Finding good-quality rough is another challenge for manufacturers. “There is a shortage of rough that can be turned into the polished gems that are most in demand,” said Evoyan. ALROSA usually sells its rough in boxes, basically a collection or assortment of stones of different sizes and qualities. “Stones both fit and not fit for profitable cutting go into the boxed sets. You can’t just come and cherry-pick the best stones that you would like to have,” said Morozov.

The other major headache for manufacturers is the return of the value-added tax (VAT), which Russian companies resumed paying in January 2008. By law, the tax should be refunded to companies when they sell their gems abroad, but it can take as long as a year to collect the refund.

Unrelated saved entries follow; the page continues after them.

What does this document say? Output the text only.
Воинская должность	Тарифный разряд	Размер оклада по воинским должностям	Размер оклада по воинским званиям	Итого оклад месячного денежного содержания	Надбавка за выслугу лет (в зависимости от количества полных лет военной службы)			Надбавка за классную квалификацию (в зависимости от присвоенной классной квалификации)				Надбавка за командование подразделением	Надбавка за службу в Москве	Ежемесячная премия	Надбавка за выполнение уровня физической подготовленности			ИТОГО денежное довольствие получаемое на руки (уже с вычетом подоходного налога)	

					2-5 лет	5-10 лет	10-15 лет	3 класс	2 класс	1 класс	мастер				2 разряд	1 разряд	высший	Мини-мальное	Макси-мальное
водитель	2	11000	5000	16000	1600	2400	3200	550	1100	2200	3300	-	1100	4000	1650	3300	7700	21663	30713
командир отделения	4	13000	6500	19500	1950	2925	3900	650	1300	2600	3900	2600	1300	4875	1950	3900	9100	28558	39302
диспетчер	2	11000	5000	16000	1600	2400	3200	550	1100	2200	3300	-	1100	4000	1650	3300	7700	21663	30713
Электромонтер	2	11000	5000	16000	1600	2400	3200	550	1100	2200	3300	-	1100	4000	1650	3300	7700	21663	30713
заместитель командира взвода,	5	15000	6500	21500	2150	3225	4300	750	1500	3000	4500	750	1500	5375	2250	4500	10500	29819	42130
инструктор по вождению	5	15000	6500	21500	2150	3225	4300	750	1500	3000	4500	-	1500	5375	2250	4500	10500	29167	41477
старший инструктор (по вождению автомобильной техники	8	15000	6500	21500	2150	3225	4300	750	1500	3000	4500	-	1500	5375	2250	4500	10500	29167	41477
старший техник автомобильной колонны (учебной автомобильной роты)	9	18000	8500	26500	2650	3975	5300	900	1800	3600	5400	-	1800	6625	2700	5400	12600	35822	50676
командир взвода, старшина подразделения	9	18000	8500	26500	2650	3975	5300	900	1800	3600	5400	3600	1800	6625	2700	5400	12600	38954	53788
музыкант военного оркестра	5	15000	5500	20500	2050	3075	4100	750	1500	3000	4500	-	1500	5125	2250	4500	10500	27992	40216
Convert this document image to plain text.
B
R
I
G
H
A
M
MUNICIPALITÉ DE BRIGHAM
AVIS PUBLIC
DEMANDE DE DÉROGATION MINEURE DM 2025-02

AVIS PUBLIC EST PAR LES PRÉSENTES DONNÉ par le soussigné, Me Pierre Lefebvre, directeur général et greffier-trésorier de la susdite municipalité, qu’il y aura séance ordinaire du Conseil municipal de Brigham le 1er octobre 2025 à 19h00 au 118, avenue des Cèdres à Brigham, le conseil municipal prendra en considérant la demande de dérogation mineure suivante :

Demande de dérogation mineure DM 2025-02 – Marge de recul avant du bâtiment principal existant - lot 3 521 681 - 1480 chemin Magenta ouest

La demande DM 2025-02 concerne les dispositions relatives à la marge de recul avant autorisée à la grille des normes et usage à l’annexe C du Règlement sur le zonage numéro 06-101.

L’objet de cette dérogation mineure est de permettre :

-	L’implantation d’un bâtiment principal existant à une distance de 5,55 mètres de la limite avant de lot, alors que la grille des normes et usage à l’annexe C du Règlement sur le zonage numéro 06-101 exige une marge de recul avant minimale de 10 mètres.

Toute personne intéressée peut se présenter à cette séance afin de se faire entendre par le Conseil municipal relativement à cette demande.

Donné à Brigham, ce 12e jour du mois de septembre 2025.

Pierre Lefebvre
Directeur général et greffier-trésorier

Despite all the obstacles, jewelry makers see the current situation in the market as favorable. “It’s a good time to buy diamonds because you can negotiate a bargain,” said Maksim Strezhnev, director general of Ekaterinburg-based Rifesta.

Holiday sales
Jewelers are cautiously optimistic as the holiday season approaches its peak and sales continue to grow from the summer standstill. Many in the industry repeat that despite the financial crisis, people will continue celebrating their holidays and giving gifts. However, buyers are shifting to cheaper items, leaving the shops with the same number of goods as in 2008, but with a smaller bill. The figures released by the Russian Assay Chamber show that in 2009 factories are producing 40 percent more silver jewelry items than gold, while in 2008 companies made on average 30 percent more gold items than silver.  “Items with semiprecious stones have the most demand,” said Aleksandr Kazakov, the head of sales of Zoloto Yakutii. Sales also have been boosted by the fact that many of the jewelry retailers have run out of supplies because they were not buying in spring or summer.

The Marketplace

  • The two best-selling categories of gems are less than 1/10 carat and between 1/3 and 1/2 carat.
  • Many of the stones smaller than 1/10 carat are being imported.
  • Gems of less than 2 carats are selling well.
  • The most requested characteristics of gems over 1/3 carat are no less than H and SI1.
  • Fancy colors are seeing more demand.